Legalidade, impessoalidade, moralidade, publicidade e eficiência são princípios explícitos da Administração Pública previstos no artigo 37 da Constituição Federal de 1988. Acerca do tema assinale a alternativa incorreta.
- A)A Administração Pública deve fazer o que a lei determina, diferentemente dos cidadãos que podem fazer o que a lei não proíbe.
Certa: traduz a legalidade administrativa, pela qual a Administração só pode agir quando houver previsão ou autorização legal, ao contrário do particular.

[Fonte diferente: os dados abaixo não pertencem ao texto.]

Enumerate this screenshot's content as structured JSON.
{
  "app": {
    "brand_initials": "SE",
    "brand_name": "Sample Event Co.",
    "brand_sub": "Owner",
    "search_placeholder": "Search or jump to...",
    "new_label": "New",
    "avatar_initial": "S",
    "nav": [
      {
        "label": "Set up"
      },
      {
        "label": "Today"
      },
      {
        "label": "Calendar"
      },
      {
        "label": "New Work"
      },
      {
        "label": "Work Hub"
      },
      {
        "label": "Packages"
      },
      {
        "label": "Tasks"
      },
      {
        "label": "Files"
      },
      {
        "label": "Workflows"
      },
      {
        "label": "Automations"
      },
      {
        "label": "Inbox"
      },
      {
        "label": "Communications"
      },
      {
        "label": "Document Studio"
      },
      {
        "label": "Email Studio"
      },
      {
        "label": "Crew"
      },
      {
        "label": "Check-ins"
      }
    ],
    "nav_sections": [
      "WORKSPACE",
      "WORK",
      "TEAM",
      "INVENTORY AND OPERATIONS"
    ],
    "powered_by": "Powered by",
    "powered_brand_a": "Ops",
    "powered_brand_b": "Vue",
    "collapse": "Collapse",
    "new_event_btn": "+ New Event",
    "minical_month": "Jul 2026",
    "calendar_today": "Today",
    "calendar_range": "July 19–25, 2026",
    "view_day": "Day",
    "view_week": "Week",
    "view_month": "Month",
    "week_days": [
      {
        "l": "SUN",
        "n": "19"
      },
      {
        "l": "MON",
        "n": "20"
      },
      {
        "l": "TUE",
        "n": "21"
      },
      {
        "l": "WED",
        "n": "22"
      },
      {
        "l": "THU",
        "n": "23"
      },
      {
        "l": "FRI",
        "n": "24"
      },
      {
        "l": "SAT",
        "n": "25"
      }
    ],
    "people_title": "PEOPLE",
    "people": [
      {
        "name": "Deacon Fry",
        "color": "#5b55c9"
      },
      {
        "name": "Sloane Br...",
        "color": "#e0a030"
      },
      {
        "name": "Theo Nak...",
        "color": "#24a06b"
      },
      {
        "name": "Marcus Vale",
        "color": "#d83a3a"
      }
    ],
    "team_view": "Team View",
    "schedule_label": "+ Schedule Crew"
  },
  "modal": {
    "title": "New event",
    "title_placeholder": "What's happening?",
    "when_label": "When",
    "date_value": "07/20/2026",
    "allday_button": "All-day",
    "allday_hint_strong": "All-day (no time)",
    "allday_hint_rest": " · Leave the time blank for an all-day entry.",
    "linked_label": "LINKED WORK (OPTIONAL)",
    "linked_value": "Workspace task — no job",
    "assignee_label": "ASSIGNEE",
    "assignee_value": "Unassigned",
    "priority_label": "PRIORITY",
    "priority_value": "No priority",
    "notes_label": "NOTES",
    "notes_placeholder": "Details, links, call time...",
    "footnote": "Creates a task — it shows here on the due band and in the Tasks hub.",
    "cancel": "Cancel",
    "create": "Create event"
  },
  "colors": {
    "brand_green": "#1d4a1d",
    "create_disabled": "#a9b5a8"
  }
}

- B)Os atos da Administração Pública devem ser publicados, amplamente divulgados, com exceção das hipóteses legais em que o sigilo é previsto e necessário.
Certa: a publicidade é regra, e o sigilo é exceção apenas nas hipóteses legais em que ele seja justificado.
- C)Os atos de um Administrador Público não são seus e sim da Administração Pública. O mérito ou demérito é do funcionário público.
Errada: o ato é imputado à Administração, e a alternativa embaralha essa ideia ao falar em mérito ou demérito como se o ato fosse do servidor, o que contraria a lógica da impessoalidade.
- D)Os atos da Administração Pública devem ser voltados para atender os interesses do coletivo.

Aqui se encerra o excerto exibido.